A statically verifiable programming model for concurrent object-oriented programs

Reasoning about multithreaded object-oriented programs is difficult, due to the non-local nature of object aliasing, data races, and deadlocks. We propose a programming model that prevents data races and deadlocks, and supports local reasoning in the presence of object aliasing and concurrency. Our programming model builds on the multi-threading and synchronization primitives as they are present in current mainstream languages. Java or C# programs developed according to our model can be annotated by means of stylized comments to make the use of the model explicit. We show that such annotated programs can be formally verified to comply with the programming model. In other words, if the annotated program verifies, the underlying Java or C# program is guaranteed to be free from data races and deadlocks, and it is sound to reason locally about program behavior. We have implemented a verifier for programs developed according to our model in a custom build of the Spec# programming system, and have validated our approach on a case study.
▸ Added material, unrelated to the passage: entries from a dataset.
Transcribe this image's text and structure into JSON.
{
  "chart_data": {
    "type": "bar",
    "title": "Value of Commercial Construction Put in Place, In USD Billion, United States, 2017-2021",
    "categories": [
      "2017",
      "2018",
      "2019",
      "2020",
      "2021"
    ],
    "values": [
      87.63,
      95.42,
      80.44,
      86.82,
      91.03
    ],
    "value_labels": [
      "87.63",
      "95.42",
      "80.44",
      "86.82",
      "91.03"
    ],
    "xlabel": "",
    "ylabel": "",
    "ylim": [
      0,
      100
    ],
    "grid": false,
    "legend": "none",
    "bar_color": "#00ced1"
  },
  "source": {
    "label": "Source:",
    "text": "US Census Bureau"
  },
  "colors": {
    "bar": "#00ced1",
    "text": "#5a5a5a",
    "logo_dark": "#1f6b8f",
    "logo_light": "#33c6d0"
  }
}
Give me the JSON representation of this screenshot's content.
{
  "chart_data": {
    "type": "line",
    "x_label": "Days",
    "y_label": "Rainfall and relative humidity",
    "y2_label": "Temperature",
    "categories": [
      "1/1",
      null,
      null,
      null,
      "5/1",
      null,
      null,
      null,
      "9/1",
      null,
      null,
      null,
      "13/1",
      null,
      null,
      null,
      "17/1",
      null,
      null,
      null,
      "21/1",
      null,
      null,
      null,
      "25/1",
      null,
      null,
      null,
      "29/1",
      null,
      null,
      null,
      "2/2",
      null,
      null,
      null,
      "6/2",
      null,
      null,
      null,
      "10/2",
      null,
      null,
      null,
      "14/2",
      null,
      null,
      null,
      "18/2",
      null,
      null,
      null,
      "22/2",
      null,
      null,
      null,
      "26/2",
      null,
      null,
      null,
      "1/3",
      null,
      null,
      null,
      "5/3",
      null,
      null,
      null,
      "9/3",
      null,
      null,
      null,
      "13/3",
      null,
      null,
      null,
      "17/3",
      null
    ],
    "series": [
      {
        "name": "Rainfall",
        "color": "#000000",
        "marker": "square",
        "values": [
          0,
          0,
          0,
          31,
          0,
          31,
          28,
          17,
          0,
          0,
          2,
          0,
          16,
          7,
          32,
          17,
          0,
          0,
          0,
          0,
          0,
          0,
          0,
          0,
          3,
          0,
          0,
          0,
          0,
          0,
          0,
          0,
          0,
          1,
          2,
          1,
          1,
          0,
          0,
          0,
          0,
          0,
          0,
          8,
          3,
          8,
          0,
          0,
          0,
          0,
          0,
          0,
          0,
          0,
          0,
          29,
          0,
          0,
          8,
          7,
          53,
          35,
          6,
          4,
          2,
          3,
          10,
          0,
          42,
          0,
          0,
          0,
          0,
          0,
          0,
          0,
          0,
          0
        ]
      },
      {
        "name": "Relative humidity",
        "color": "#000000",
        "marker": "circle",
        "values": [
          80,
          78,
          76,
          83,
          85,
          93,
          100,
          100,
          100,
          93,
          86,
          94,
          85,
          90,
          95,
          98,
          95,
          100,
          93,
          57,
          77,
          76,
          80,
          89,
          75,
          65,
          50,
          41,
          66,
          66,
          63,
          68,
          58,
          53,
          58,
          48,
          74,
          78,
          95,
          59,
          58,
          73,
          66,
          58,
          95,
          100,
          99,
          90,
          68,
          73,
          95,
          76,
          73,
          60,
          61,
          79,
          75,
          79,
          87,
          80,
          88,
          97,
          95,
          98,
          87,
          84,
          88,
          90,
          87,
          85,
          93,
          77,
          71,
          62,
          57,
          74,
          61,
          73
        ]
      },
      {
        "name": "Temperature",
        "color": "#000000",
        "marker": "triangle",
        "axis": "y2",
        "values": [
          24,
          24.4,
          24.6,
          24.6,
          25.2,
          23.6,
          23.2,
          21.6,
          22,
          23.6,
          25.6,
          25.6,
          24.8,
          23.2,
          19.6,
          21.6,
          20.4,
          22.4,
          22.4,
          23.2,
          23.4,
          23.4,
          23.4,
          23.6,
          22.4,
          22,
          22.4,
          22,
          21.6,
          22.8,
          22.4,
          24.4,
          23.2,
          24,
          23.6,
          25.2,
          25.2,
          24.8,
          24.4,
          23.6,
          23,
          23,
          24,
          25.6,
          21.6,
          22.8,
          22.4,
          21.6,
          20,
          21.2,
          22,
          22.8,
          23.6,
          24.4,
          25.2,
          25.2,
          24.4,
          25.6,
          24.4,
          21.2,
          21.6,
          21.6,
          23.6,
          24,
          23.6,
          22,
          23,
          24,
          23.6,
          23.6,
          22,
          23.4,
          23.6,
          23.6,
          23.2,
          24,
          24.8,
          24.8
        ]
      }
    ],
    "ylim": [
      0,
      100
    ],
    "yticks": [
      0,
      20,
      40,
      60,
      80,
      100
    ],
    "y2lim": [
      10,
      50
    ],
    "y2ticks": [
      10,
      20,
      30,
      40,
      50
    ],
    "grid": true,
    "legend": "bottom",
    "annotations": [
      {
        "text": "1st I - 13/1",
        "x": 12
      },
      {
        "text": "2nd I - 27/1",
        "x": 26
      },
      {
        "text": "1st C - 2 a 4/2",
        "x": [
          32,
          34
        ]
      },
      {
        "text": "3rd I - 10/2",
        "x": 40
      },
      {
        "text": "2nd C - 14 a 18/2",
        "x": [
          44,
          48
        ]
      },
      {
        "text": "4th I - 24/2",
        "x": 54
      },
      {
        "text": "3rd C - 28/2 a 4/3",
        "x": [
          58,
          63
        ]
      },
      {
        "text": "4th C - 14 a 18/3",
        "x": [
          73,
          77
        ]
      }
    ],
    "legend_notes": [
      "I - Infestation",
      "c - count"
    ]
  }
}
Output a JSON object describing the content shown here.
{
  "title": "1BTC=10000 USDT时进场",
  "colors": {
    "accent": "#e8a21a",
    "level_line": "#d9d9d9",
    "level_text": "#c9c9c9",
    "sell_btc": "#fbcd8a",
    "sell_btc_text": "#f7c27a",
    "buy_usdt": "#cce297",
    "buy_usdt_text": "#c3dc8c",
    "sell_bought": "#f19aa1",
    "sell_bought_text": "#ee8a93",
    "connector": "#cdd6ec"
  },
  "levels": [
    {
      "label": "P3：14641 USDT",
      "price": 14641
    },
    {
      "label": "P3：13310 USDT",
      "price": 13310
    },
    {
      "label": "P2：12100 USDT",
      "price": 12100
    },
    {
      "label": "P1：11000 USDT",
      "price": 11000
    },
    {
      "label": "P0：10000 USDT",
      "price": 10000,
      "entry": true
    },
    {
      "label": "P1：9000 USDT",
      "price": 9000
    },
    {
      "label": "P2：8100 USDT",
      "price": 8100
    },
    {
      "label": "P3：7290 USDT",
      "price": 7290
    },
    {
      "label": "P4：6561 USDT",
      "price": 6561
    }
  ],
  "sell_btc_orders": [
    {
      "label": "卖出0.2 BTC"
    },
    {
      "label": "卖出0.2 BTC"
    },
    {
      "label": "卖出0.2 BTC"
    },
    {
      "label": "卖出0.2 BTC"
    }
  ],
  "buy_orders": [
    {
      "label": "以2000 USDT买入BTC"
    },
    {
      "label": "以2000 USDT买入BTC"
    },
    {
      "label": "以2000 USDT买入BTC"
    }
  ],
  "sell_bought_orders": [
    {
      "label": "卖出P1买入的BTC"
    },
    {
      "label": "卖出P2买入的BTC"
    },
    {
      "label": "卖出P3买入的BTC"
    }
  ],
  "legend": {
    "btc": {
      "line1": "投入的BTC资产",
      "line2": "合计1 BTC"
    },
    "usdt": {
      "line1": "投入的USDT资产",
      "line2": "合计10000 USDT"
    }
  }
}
VeriCool: An Automatic Verifier for a Concurrent Object-Oriented Language

Reasoning about object-oriented programs is hard, due to aliasing, dynamic binding and the need for data abstraction and framing. Reasoning about concurrentobject-oriented programs is even harder, since in general interference by other threads has to be taken into account at each program point. In this paper, we propose an approach to the automatic verification of concurrent Java-like programs. The cornerstone of the approach is a programming model, a set of rules, which limits thread inference to synchronization points such that one can reason sequentially about most code. In particular, programs conforming to the programming model are guaranteed to be data race free. Compared to previous incarnations of the programming model, our approach is more flexible in describing the set of memory locations protected by an objects lock. In addition, we combine the model with an approach for data abstraction and framing based on dynamic frames. To the best of our knowledge, this is the first paper combining dynamic frames and concurrency. We implemented the approach in a tool, called VeriCool, and used it to verify several small concurrent programs.